Dans le panorama dressé par le Gart, 48% des AOTU en sont à leur premier PDU, 13% au stade l'évaluation et 18% à celui de l'évaluation. Les difficultés rencontrées sont d'abord liées aux compétences que les AOTU exercent ou non. 17% d'entre elles se disent ainsi confrontées à des problèmes de chevauchement de compétences : c'est le cas du stationnement, par exemple, puisque les communes disposent de la compétence du stationnement sur voirie et du pouvoir de police tandis que les communautés d'agglomération ne disposent généralement que de la compétence stationnement en ouvrage. 18% des AOTU se plaignent aussi de difficultés de cohésion politique et 26% de problèmes liés à la multiplicité des acteurs institutionnels et politiques.

Parmi les volets d'action des PDU, l'enquête du Gart montre que le volet "transports collectifs" est le mieux traité par les PDU tant en termes de quantité que de qualité : rien d'étonnant à cela puisqu'il s'agit à la fois de leur volet le plus ancien et d'une compétence majeure. Mais cela tient aussi au fait que le transport collectif peut permettre de façon directe d'obtenir un report modal massif vers les alternatives à l'automobile en solo, souligne le Gart. En revanche, certaines AOTU ont du mal à élaborer des actions permettant de promouvoir les modes actifs (vélo, marche) : 17% pensent ainsi manquer de compétences dans ce domaine et près de 32% se disent gênées pou la gestion et le développement des vélos.

L'enquête s'achève sur les enjeux et perspectives pour améliorer et optimiser les PDU. Parmi les domaines d'actions appelés à se développer le plus à l'avenir, les AOTU citent la promotion des modes actifs (70%), les transports collectifs (67%), la mise en accessibilité pour les personnes à mobilité réduite (67%) et le stationnement (66%). Viennent ensuite le management de la mobilité (64%) puis la tarification billettique et l'information multimodale (61%).

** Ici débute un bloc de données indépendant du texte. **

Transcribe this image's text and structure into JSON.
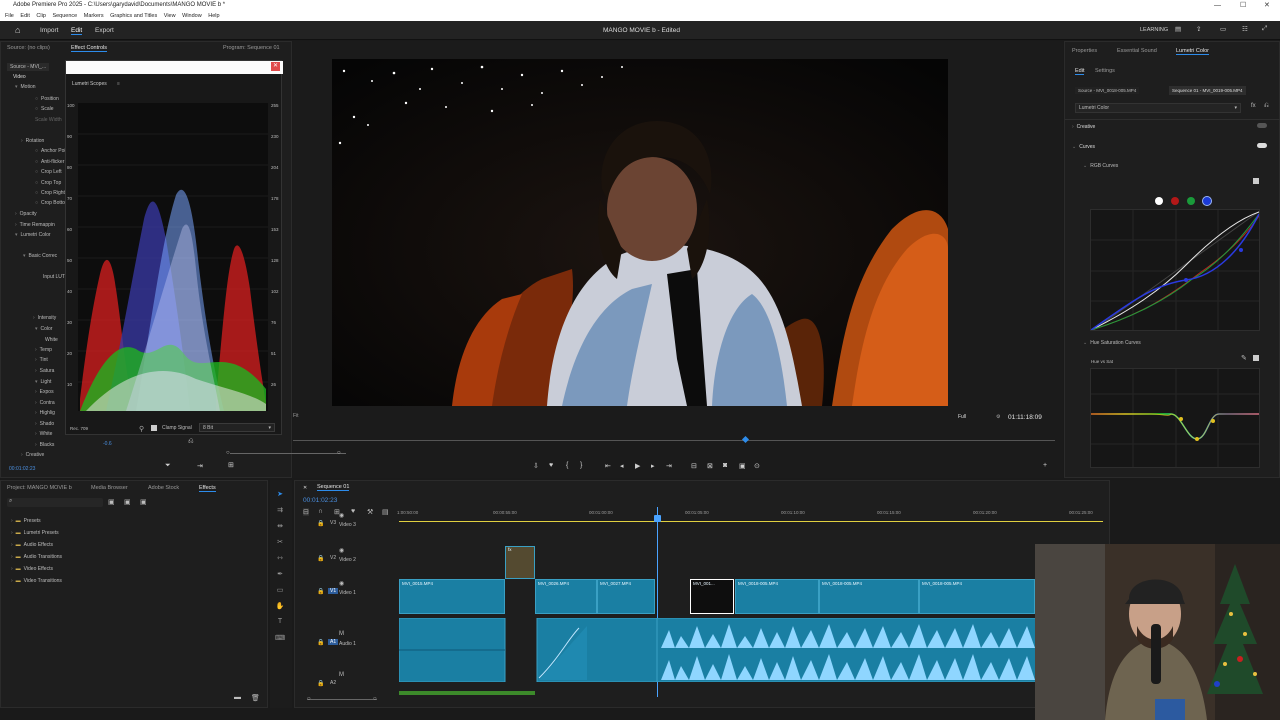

Pour contrecarrer la lourdeur de la procédure des PDU, jugée dissuasive par nombre d'AOTU qui n'ont pas les moyens financiers suffisants pour recourir à un organisme extérieur, le Gart estime que les services de l'Etat pourraient développer leur aide non seulement financière mais en assurant des missions d'assistance à maîtrise d'ouvrage ou d'aide à la maîtrise des procédures légales. Il recommande aussi une nouvelle fois de transformer les AOTU en autorités organisatrices de la mobilité durable (AOMD) qui seraient dotées de tous les outils nécessaires à la mise en œuvre effective des PDU : transports collectifs, stationnement sur voire et hors voirie, vélo (itinéraires et services publics de location), autopartage, taxis, transport et livraison de marchandises. "Pour cela, il faudrait que l'AOMD puisse exercer la maîtrise d'ouvrage de toutes les infrastructures nécessaires à l'exercice de ces compétences mais tout en coordonnant ses actions avec celles des communes concernées, souligne le Gart. Elle serait également chargée de mettre en œuvre les politiques intermodales avec la région et le département et de coordonner les initiatives publiques ou privées de type PDE [plan de déplacement d'entreprise, NDLR]."